N’est-on pas en droit, après tant d’années, de s’attendre à mieux que des injures de nos intellectuels? De même, on aurait dû être plus exigeant lorsque Richler s’est mué en polémiste.
Regardons un peu le problème de Richler. Un an après la parution de Oh Canada! Oh Quebec!, un professeur de littérature québécoise du nom de Ben Shek l’a critiqué dans la revue juive Outlook. Shek n’y est pas allé par quatre chemins. L’allégation de Richler selon laquelle le Parti Québécois avait emprunté l’hymne de la jeunesse hitlérienne (Demain m’appartient, tiré de la comédie musicale Cabaret) était un « mensonge ».
L’affirmation gratuite que le Parti Patriote de Louis-Joseph Papineau avait comme « objectif avoué », pendant la rébellion de 1837, de massacrer les Juifs du Québec n’était pas seulement fausse, mais carrément « une tentative… de calomnier les Francophones ».
Ayant passé la majeure partie de sa carrière académique au Québec, Shek y reconnaît l’existence d’anti-sémitisme, mais il se demande pourquoi Richler a insisté qu’il était pire au Québec qu’ailleurs. « Nous qui avons grandi à Toronto, écrit Shek, nous souvenons bien des conventions qui empêchaient les Juifs d’acheter ou de louer des propriétés ou des immeubles. » Il signale aussi le deux poids, deux mesures de Richler où il minimise les préjugés des Anglophones qu’il « ne qualifie jamais de racistes, terme réservé aux Québécois. »
Shek n’est pas le seul écrivain juif qui pose ces questions. Dans Le livre noir du Canada anglais (que je traduis pour McClelland and Steward), Normand Lester note que Richler a fixé la norme pour d’autres Juifs anglophones au Québec qui assimilent à tort les Canadiens Français au fascisme.

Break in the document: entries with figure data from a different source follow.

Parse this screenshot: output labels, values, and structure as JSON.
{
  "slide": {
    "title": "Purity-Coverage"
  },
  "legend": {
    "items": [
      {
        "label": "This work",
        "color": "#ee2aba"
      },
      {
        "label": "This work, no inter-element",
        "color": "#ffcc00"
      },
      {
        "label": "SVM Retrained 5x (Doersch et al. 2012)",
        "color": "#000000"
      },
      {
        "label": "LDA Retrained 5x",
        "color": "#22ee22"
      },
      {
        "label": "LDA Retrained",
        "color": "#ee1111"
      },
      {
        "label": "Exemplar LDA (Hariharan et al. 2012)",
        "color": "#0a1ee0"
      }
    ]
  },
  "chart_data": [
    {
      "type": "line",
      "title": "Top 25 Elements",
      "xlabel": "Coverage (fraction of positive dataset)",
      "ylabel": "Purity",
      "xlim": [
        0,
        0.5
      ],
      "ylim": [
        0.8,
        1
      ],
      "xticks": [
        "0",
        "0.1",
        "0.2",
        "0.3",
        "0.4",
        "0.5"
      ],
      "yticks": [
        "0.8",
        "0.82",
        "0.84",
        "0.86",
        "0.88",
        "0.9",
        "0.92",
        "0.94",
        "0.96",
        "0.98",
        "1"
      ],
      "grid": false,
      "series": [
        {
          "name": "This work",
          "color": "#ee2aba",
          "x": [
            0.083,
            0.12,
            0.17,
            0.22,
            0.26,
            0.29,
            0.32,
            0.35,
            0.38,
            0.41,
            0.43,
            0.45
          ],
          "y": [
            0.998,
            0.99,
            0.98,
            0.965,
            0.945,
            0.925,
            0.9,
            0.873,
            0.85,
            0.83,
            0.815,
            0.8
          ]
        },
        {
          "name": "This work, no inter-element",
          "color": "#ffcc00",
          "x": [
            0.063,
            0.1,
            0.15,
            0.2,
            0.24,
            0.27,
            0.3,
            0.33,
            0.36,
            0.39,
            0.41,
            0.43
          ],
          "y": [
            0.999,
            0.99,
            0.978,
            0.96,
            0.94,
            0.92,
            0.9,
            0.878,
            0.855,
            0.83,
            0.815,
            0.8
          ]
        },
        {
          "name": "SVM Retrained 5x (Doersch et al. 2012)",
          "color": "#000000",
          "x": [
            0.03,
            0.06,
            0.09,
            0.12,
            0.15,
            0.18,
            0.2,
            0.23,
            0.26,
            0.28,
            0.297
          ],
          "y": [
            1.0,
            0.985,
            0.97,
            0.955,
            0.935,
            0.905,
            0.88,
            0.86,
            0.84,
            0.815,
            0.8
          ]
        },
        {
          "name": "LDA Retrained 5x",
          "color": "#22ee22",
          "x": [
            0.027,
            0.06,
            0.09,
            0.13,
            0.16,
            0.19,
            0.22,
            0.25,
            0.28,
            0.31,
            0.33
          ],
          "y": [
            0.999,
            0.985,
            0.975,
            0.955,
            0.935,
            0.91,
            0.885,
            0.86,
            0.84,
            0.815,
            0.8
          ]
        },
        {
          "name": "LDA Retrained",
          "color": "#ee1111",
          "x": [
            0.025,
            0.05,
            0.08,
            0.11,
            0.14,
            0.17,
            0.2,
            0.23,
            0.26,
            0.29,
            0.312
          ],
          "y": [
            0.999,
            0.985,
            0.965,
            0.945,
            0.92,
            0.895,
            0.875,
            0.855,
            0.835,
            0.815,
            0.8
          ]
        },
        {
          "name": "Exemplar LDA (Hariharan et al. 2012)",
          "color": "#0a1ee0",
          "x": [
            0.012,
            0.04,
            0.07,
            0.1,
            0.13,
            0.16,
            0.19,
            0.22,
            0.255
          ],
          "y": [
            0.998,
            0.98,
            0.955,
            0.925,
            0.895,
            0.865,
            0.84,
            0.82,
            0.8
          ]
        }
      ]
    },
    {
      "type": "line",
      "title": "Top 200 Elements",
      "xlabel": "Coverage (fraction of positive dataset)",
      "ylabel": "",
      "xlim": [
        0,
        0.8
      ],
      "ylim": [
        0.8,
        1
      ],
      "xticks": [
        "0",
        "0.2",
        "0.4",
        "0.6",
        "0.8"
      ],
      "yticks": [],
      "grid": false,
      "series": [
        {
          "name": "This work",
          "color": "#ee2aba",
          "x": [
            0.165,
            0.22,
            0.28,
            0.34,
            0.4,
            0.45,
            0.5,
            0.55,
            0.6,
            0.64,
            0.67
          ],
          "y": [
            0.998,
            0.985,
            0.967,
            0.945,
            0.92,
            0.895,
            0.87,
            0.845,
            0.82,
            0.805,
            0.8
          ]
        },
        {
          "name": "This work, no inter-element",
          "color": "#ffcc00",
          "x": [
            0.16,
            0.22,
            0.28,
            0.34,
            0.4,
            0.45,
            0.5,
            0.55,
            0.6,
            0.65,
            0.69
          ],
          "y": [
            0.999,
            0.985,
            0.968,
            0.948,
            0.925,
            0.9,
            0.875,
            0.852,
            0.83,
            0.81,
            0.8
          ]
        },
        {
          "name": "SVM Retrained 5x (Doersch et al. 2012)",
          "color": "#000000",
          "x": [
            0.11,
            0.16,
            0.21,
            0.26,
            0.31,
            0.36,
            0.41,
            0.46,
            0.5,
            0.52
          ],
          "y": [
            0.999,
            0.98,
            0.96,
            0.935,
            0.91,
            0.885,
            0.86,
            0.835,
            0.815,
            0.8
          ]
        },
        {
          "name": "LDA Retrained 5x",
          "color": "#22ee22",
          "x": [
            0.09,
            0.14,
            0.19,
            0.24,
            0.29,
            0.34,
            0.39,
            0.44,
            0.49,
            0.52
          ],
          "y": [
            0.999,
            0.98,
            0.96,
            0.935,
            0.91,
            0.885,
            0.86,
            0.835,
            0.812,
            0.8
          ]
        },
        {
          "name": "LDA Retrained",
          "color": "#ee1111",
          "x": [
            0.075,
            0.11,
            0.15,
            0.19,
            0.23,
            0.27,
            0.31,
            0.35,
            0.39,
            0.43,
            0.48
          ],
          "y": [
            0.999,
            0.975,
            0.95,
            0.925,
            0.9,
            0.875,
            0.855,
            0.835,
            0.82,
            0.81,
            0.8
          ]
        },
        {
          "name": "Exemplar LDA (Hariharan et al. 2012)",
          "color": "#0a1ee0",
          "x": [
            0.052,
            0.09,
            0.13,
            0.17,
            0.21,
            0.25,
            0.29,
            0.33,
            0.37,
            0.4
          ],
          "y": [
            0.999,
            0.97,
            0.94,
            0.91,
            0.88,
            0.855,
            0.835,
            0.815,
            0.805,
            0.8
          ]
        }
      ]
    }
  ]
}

Le canard voulant que le Parti Québécois ait utilisé la chanson de la jeunesse hitlérienne de Cabaret a été publié dans l’importante revue américaine Commentary par deux professeurs de McGill, Ruth Wisse et Irwin Cotler (ce dernier est une autorité des droits de la personne).
La chanson n’était qu’une mélodie inoffensive composée par le Montréalais Stéphane Venne, qui, comme mise au point, a envoyé une copie de la partition à Cotler. Lester raconte que Cotler et Wisse ont refusé de s’excuser ou de reconnaître leur erreur.
Pourquoi ce clivage entre tant de Juifs québécois anglophones, qui répètent, sans les vérifier, les allégations préjudiciables sur les Francophones, et les Juifs québécois francophones, qui se sentent solidaires avec les autres Francophones et qui protestent?
La ligne de partage dans cette histoire n’est point la race, mais la langue. Parce que les Juifs anglophones du Québec sont alliés à la vieille élite WASP de Montréal, ils sont facilement portés à attaquer les Francophones à l’aide de la désinformation et des demi-vérités. De plus, ils ont peu de contact avec les Juifs francophones comme Lester qui pourraient aider à rétablir les faits.
« Des porte-parole de la communauté juive… ont dénoncé violemment, et avec raison, l’antisémitisme des Canadiens Français, a déclaré l’historien lors d’un colloque en 1997 intitulé Juifs et Canadiens Français dans la société québécoise. Mais ils se sont fermé les yeux aux mêmes préjugés venant de Québécois anglophones… les élites juives ont fini par adopter l’opinion de l’élite anglo-saxonne sur les Canadiens Français. Nous sommes arrivés à penser que les Francophones font l’objet d’une vigilance plus serrée en matière d’antisémitisme que leurs compatriotes anglophones. »
Lester poursuit en démontrant comment ce deux poids, deux mesures est repris et exploité par le Canada anglais dans sa campagne contre le séparatisme.
Cette histoire est compliquée, mais c’est ce qui la rend, elle et le Canada, intéressants. Normalement, il reviendrait aux intellectuels de nous aider à y voir clair.
Ceux qui examineront les faits auront de la difficulté à décrire Richler comme un « ami de la liberté », quelles que soient ses réalisations artistiques.